Adapted from the University of Iowa

Researchers have found that a gene and a related signaling pathway play a role in the development of glaucoma, which is a common cause of visual impairment and blindness worldwide. The team was led by Alcon Research and included investigators from the University of Iowa and the National Cancer Institute (NCI), part of the National Institutes of Health.

The study, which revealed that over-expression of the gene, sFRP1, elevates pressure in the eye, could help improve glaucoma diagnosis and lead to the development of sight-saving treatments.

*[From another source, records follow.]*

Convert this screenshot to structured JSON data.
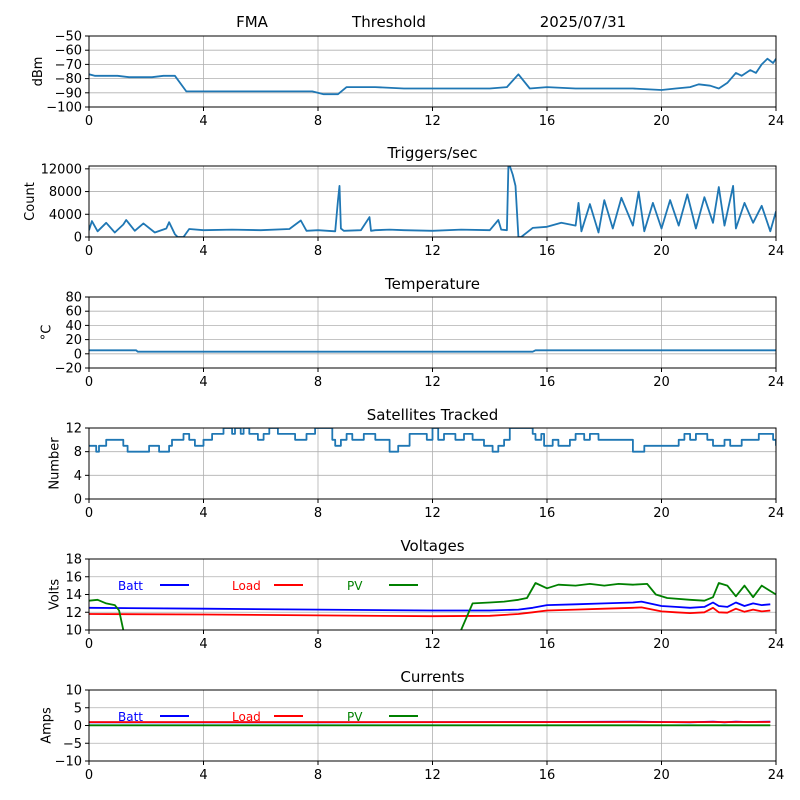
{
  "figure": {
    "header": {
      "station": "FMA",
      "mode": "Threshold",
      "date": "2025/07/31"
    }
  },
  "chart_data": [
    {
      "id": "threshold",
      "type": "line",
      "title": "",
      "xlabel": "",
      "ylabel": "dBm",
      "xlim": [
        0,
        24
      ],
      "ylim": [
        -100,
        -50
      ],
      "xticks": [
        "0",
        "4",
        "8",
        "12",
        "16",
        "20",
        "24"
      ],
      "yticks": [
        "-100",
        "-90",
        "-80",
        "-70",
        "-60",
        "-50"
      ],
      "ytick_values": [
        -100,
        -90,
        -80,
        -70,
        -60,
        -50
      ],
      "grid": true,
      "series": [
        {
          "name": "Threshold",
          "color": "#1f77b4",
          "x": [
            0,
            0.2,
            0.5,
            1,
            1.4,
            1.8,
            2.2,
            2.6,
            3.0,
            3.4,
            4,
            5,
            6,
            7,
            7.8,
            8.2,
            8.7,
            9.0,
            9.5,
            10,
            11,
            12,
            13,
            14,
            14.6,
            15.0,
            15.4,
            16,
            17,
            18,
            19,
            20,
            20.5,
            21,
            21.3,
            21.7,
            22,
            22.3,
            22.6,
            22.8,
            23.1,
            23.3,
            23.5,
            23.7,
            23.9,
            24
          ],
          "y": [
            -77,
            -78,
            -78,
            -78,
            -79,
            -79,
            -79,
            -78,
            -78,
            -89,
            -89,
            -89,
            -89,
            -89,
            -89,
            -91,
            -91,
            -86,
            -86,
            -86,
            -87,
            -87,
            -87,
            -87,
            -86,
            -77,
            -87,
            -86,
            -87,
            -87,
            -87,
            -88,
            -87,
            -86,
            -84,
            -85,
            -87,
            -83,
            -76,
            -78,
            -74,
            -76,
            -70,
            -66,
            -69,
            -66
          ]
        }
      ]
    },
    {
      "id": "triggers",
      "type": "line",
      "title": "Triggers/sec",
      "xlabel": "",
      "ylabel": "Count",
      "xlim": [
        0,
        24
      ],
      "ylim": [
        0,
        12500
      ],
      "xticks": [
        "0",
        "4",
        "8",
        "12",
        "16",
        "20",
        "24"
      ],
      "yticks": [
        "0",
        "4000",
        "8000",
        "12000"
      ],
      "ytick_values": [
        0,
        4000,
        8000,
        12000
      ],
      "grid": true,
      "series": [
        {
          "name": "Triggers",
          "color": "#1f77b4",
          "x": [
            0,
            0.1,
            0.3,
            0.6,
            0.9,
            1.2,
            1.3,
            1.6,
            1.9,
            2.3,
            2.7,
            2.8,
            3.0,
            3.1,
            3.3,
            3.5,
            4,
            5,
            6,
            7,
            7.4,
            7.6,
            8,
            8.6,
            8.7,
            8.75,
            8.8,
            8.9,
            9.5,
            9.8,
            9.85,
            10,
            10.5,
            11,
            12,
            13,
            14,
            14.3,
            14.4,
            14.6,
            14.65,
            14.7,
            14.8,
            14.9,
            15.0,
            15.1,
            15.5,
            16,
            16.5,
            17,
            17.1,
            17.2,
            17.5,
            17.8,
            18,
            18.3,
            18.6,
            19,
            19.2,
            19.4,
            19.7,
            20,
            20.3,
            20.6,
            20.9,
            21.2,
            21.5,
            21.8,
            22.0,
            22.2,
            22.5,
            22.6,
            22.9,
            23.2,
            23.5,
            23.8,
            24
          ],
          "y": [
            1200,
            2800,
            1000,
            2500,
            800,
            2200,
            3000,
            1100,
            2400,
            800,
            1500,
            2600,
            500,
            0,
            0,
            1400,
            1200,
            1300,
            1200,
            1400,
            2900,
            1100,
            1200,
            1000,
            6500,
            9000,
            1500,
            1100,
            1200,
            3500,
            1100,
            1200,
            1300,
            1200,
            1100,
            1300,
            1200,
            3000,
            1300,
            1200,
            12500,
            12500,
            11000,
            9000,
            0,
            0,
            1600,
            1800,
            2500,
            2000,
            6000,
            1000,
            5800,
            800,
            6500,
            1500,
            6900,
            2000,
            8000,
            1000,
            6000,
            1500,
            6500,
            2000,
            7500,
            1500,
            7000,
            2500,
            8800,
            2000,
            9000,
            1500,
            6000,
            2500,
            5500,
            1000,
            4500
          ]
        }
      ]
    },
    {
      "id": "temperature",
      "type": "line",
      "title": "Temperature",
      "xlabel": "",
      "ylabel": "°C",
      "xlim": [
        0,
        24
      ],
      "ylim": [
        -20,
        80
      ],
      "xticks": [
        "0",
        "4",
        "8",
        "12",
        "16",
        "20",
        "24"
      ],
      "yticks": [
        "-20",
        "0",
        "20",
        "40",
        "60",
        "80"
      ],
      "ytick_values": [
        -20,
        0,
        20,
        40,
        60,
        80
      ],
      "grid": true,
      "series": [
        {
          "name": "Temperature",
          "color": "#1f77b4",
          "x": [
            0,
            1.65,
            1.7,
            15.5,
            15.6,
            24
          ],
          "y": [
            5,
            5,
            3,
            3,
            5,
            5
          ]
        }
      ]
    },
    {
      "id": "satellites",
      "type": "line",
      "title": "Satellites Tracked",
      "xlabel": "",
      "ylabel": "Number",
      "xlim": [
        0,
        24
      ],
      "ylim": [
        0,
        12
      ],
      "xticks": [
        "0",
        "4",
        "8",
        "12",
        "16",
        "20",
        "24"
      ],
      "yticks": [
        "0",
        "4",
        "8",
        "12"
      ],
      "ytick_values": [
        0,
        4,
        8,
        12
      ],
      "grid": true,
      "series": [
        {
          "name": "Satellites",
          "color": "#1f77b4",
          "step": true,
          "x": [
            0,
            0.25,
            0.35,
            0.6,
            1.2,
            1.35,
            2.1,
            2.45,
            2.8,
            2.9,
            3.0,
            3.3,
            3.5,
            3.7,
            4.0,
            4.3,
            4.5,
            4.7,
            5.0,
            5.1,
            5.3,
            5.4,
            5.6,
            5.7,
            5.9,
            6.1,
            6.3,
            6.6,
            7.2,
            7.6,
            7.9,
            8.0,
            8.2,
            8.5,
            8.6,
            8.8,
            9.0,
            9.2,
            9.6,
            10.0,
            10.5,
            10.8,
            11.2,
            11.8,
            12.0,
            12.2,
            12.4,
            12.8,
            13.1,
            13.4,
            13.8,
            14.1,
            14.3,
            14.5,
            14.7,
            15.2,
            15.5,
            15.6,
            15.8,
            15.9,
            16.2,
            16.4,
            16.8,
            17.0,
            17.3,
            17.5,
            17.8,
            18.2,
            19.0,
            19.3,
            19.4,
            19.9,
            20.5,
            20.6,
            20.8,
            21.0,
            21.2,
            21.6,
            21.8,
            22.2,
            22.4,
            22.8,
            23.2,
            23.4,
            23.9,
            24
          ],
          "y": [
            9,
            8,
            9,
            10,
            9,
            8,
            9,
            8,
            9,
            10,
            10,
            11,
            10,
            9,
            10,
            11,
            11,
            12,
            11,
            12,
            11,
            12,
            11,
            11,
            10,
            11,
            12,
            11,
            10,
            11,
            12,
            12,
            12,
            10,
            9,
            10,
            11,
            10,
            11,
            10,
            8,
            9,
            11,
            10,
            12,
            10,
            11,
            10,
            11,
            10,
            9,
            8,
            9,
            10,
            12,
            12,
            11,
            10,
            11,
            9,
            10,
            9,
            10,
            11,
            10,
            11,
            10,
            10,
            8,
            8,
            9,
            9,
            9,
            10,
            11,
            10,
            11,
            10,
            9,
            10,
            9,
            10,
            10,
            11,
            10,
            9
          ]
        }
      ]
    },
    {
      "id": "voltages",
      "type": "line",
      "title": "Voltages",
      "xlabel": "",
      "ylabel": "Volts",
      "xlim": [
        0,
        24
      ],
      "ylim": [
        10,
        18
      ],
      "xticks": [
        "0",
        "4",
        "8",
        "12",
        "16",
        "20",
        "24"
      ],
      "yticks": [
        "10",
        "12",
        "14",
        "16",
        "18"
      ],
      "ytick_values": [
        10,
        12,
        14,
        16,
        18
      ],
      "grid": true,
      "legend": [
        {
          "label": "Batt",
          "color": "#0000ff"
        },
        {
          "label": "Load",
          "color": "#ff0000"
        },
        {
          "label": "PV",
          "color": "#008000"
        }
      ],
      "series": [
        {
          "name": "Batt",
          "color": "#0000ff",
          "x": [
            0,
            4,
            8,
            12,
            14,
            15,
            15.5,
            16,
            17,
            18,
            19,
            19.3,
            20,
            20.5,
            21,
            21.5,
            21.8,
            22,
            22.3,
            22.6,
            22.9,
            23.2,
            23.5,
            23.8
          ],
          "y": [
            12.5,
            12.4,
            12.3,
            12.2,
            12.2,
            12.3,
            12.5,
            12.8,
            12.9,
            13.0,
            13.1,
            13.2,
            12.7,
            12.6,
            12.5,
            12.6,
            13.1,
            12.7,
            12.6,
            13.1,
            12.7,
            13.0,
            12.8,
            12.9
          ]
        },
        {
          "name": "Load",
          "color": "#ff0000",
          "x": [
            0,
            4,
            8,
            12,
            14,
            15,
            15.5,
            16,
            17,
            18,
            19,
            19.3,
            20,
            20.5,
            21,
            21.5,
            21.8,
            22,
            22.3,
            22.6,
            22.9,
            23.2,
            23.5,
            23.8
          ],
          "y": [
            11.8,
            11.75,
            11.65,
            11.55,
            11.6,
            11.8,
            12.0,
            12.2,
            12.3,
            12.4,
            12.5,
            12.55,
            12.1,
            12.0,
            11.9,
            12.0,
            12.5,
            12.0,
            11.95,
            12.4,
            12.05,
            12.3,
            12.1,
            12.2
          ]
        },
        {
          "name": "PV",
          "color": "#008000",
          "x": [
            0,
            0.3,
            0.6,
            0.9,
            1.05,
            1.2,
            1.4,
            12.8,
            13.0,
            13.4,
            14,
            14.5,
            15.0,
            15.3,
            15.6,
            16,
            16.4,
            17,
            17.5,
            18,
            18.5,
            19,
            19.5,
            19.8,
            20.2,
            21,
            21.5,
            21.8,
            22,
            22.3,
            22.6,
            22.9,
            23.2,
            23.5,
            23.8,
            24
          ],
          "y": [
            13.3,
            13.4,
            13.0,
            12.8,
            12.2,
            10.0,
            9.0,
            9.0,
            10.0,
            13.0,
            13.1,
            13.2,
            13.4,
            13.6,
            15.3,
            14.7,
            15.1,
            15.0,
            15.2,
            15.0,
            15.2,
            15.1,
            15.2,
            14.0,
            13.6,
            13.4,
            13.3,
            13.7,
            15.3,
            15.0,
            13.8,
            15.0,
            13.7,
            15.0,
            14.4,
            14.0
          ]
        }
      ]
    },
    {
      "id": "currents",
      "type": "line",
      "title": "Currents",
      "xlabel": "",
      "ylabel": "Amps",
      "xlim": [
        0,
        24
      ],
      "ylim": [
        -10,
        10
      ],
      "xticks": [
        "0",
        "4",
        "8",
        "12",
        "16",
        "20",
        "24"
      ],
      "yticks": [
        "-10",
        "-5",
        "0",
        "5",
        "10"
      ],
      "ytick_values": [
        -10,
        -5,
        0,
        5,
        10
      ],
      "grid": true,
      "legend": [
        {
          "label": "Batt",
          "color": "#0000ff"
        },
        {
          "label": "Load",
          "color": "#ff0000"
        },
        {
          "label": "PV",
          "color": "#008000"
        }
      ],
      "series": [
        {
          "name": "Batt",
          "color": "#0000ff",
          "x": [
            0,
            8,
            16,
            19,
            20,
            21,
            21.8,
            22.2,
            22.6,
            23,
            23.8
          ],
          "y": [
            0.9,
            0.9,
            1.0,
            1.1,
            1.0,
            0.9,
            1.1,
            0.9,
            1.1,
            1.0,
            1.1
          ]
        },
        {
          "name": "Load",
          "color": "#ff0000",
          "x": [
            0,
            8,
            16,
            19,
            20,
            21,
            21.8,
            22.2,
            22.6,
            23,
            23.8
          ],
          "y": [
            0.95,
            0.95,
            0.95,
            1.0,
            0.95,
            0.95,
            1.0,
            0.95,
            1.0,
            1.0,
            1.0
          ]
        },
        {
          "name": "PV",
          "color": "#008000",
          "x": [
            0,
            23.8
          ],
          "y": [
            0.05,
            0.05
          ]
        }
      ]
    }
  ]
}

The study results appeared online February 14, 2008 in the Journal of Clinical Investigation.

"The cause of glaucoma and the resulting elevation of intraocular pressure has been poorly understood," said Abe Clark, Ph.D., Alcon's vice president of discovery research and head of glaucoma research. "This new discovery may allow researchers to develop therapies to treat the underlying cause of the disease."

"Although there have been leaps and bounds in glaucoma research, we are just beginning to understand the causes of high pressure in the eye and nerve damage that leads to vision loss in glaucoma," said study team member John Fingert, M.D., Ph.D., assistant professor of ophthalmology and visual sciences at the UI Roy J. and Lucille A. Carver College of Medicine.

Jeffrey Rubin, M.D., Ph.D., at NCI's Center for Cancer Research, who was involved in the study, had previously discovered the sFRP1 gene. The team compared the genes that are expressed in the eyes of people with glaucoma to the genes that are expressed in people with healthy eyes. They saw that some genes, including sFRP1, are much more active, or "expressed," in cells from eyes with glaucoma.

This research may help advance the understanding of why some people get glaucoma and others do not.